Soweit Prof. Dr. Ha. in seiner Auskunft vom 28. November 2006 zu der Einschätzung gelangte, der Kläger sei nicht mehr in der Lage, auch nur wenige Stunden täglich zu arbeiten, vermag diese Einschätzung ebenfalls nicht zu überzeugen. Zum Einen wird die Einschränkung der Leistungsfähigkeit in zeitlicher Hinsicht nicht näher begründet und zum Anderen hat er angegeben, dass die psychische Erkrankung im Vordergrund stehe. Da Prof. Dr. Ha. jedoch kein Psychiater ist, misst der Senat der Leistungseinschätzung des Dr. Ha. mehr Gewicht bei.

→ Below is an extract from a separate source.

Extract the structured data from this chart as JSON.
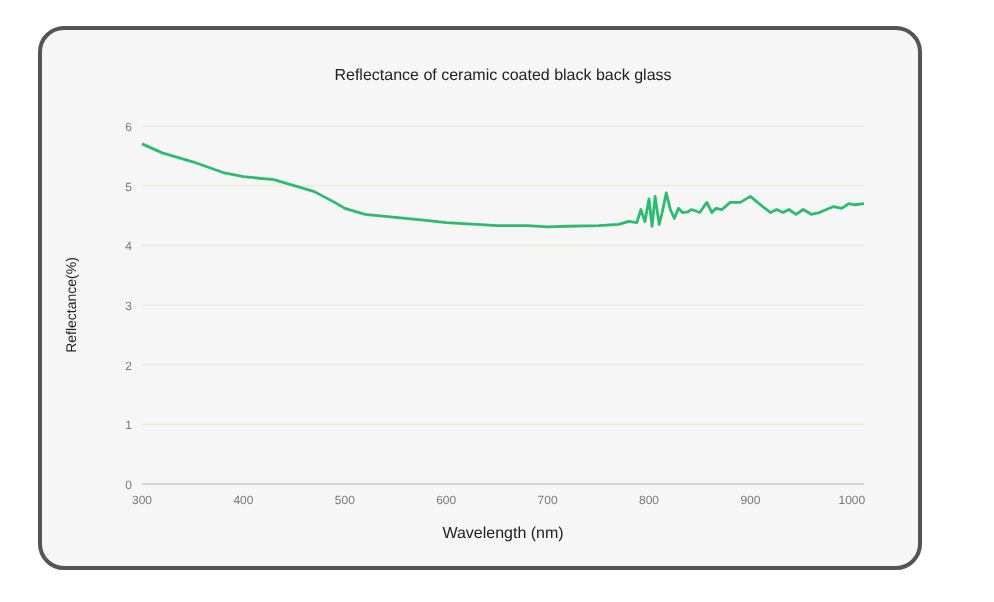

Auch die Einschätzung der Dr. Mi. vom 03. November 2006, wonach der Kläger nur noch drei Stunden arbeiten könne, ist nicht überzeugend. Auch sie begründet die Einschränkung der Leistungsfähigkeit in zeitlicher Hinsicht nicht näher. Darüber hinaus liegt ihrer Ansicht nach das maßgebliche Leiden für die Beurteilung der beruflichen Leistungsfähigkeit auf neurologisch-psychiatrischem Fachgebiet. Dr. Ha. hat jedoch - wie bereits dargelegt - eine zeitliche Einschränkung der Leistungsfähigkeit des Klägers nicht feststellen können. Dass Dres. K. und Mi. seit März 2003 Arbeitsunfähigkeit bescheinigt haben, ist unerheblich. Arbeitsunfähigkeit und Erwerbsminderung sind rechtlich verschiedene Begriffe. 3. Der Kläger hat auch keinen Anspruch auf Rente wegen teilweiser Erwerbsminderung bei Berufsunfähigkeit. Anspruch auf Rente wegen teilweiser Erwerbsminderung haben nach § 240 Abs. 1 SGB VI bei Erfüllung der sonstigen Voraussetzungen bis zur Erreichung der Regelaltersrente auch Versicherte, die vor dem 02. Januar 1961 geboren und berufsunfähig sind. Der Kläger kann zwar seinen erlernten Beruf als Fleischermeister nicht mehr ausüben. Da er jedoch am 24. Januar 1968 geboren ist, scheidet die Gewährung einer Rente wegen teilweiser Erwerbsminderung bei Berufsunfähigkeit aus. Vor diesem Hintergrund muss auch nicht entschieden werden, ob als maßgeblicher Bezugsberuf die Umschulungstätigkeit (Grund- und Wohnungswesen) heranzuziehen ist.

4. Die Kostenentscheidung beruht auf § 193 SGG.

Gründe, die Revision zuzulassen, liegen nicht vor.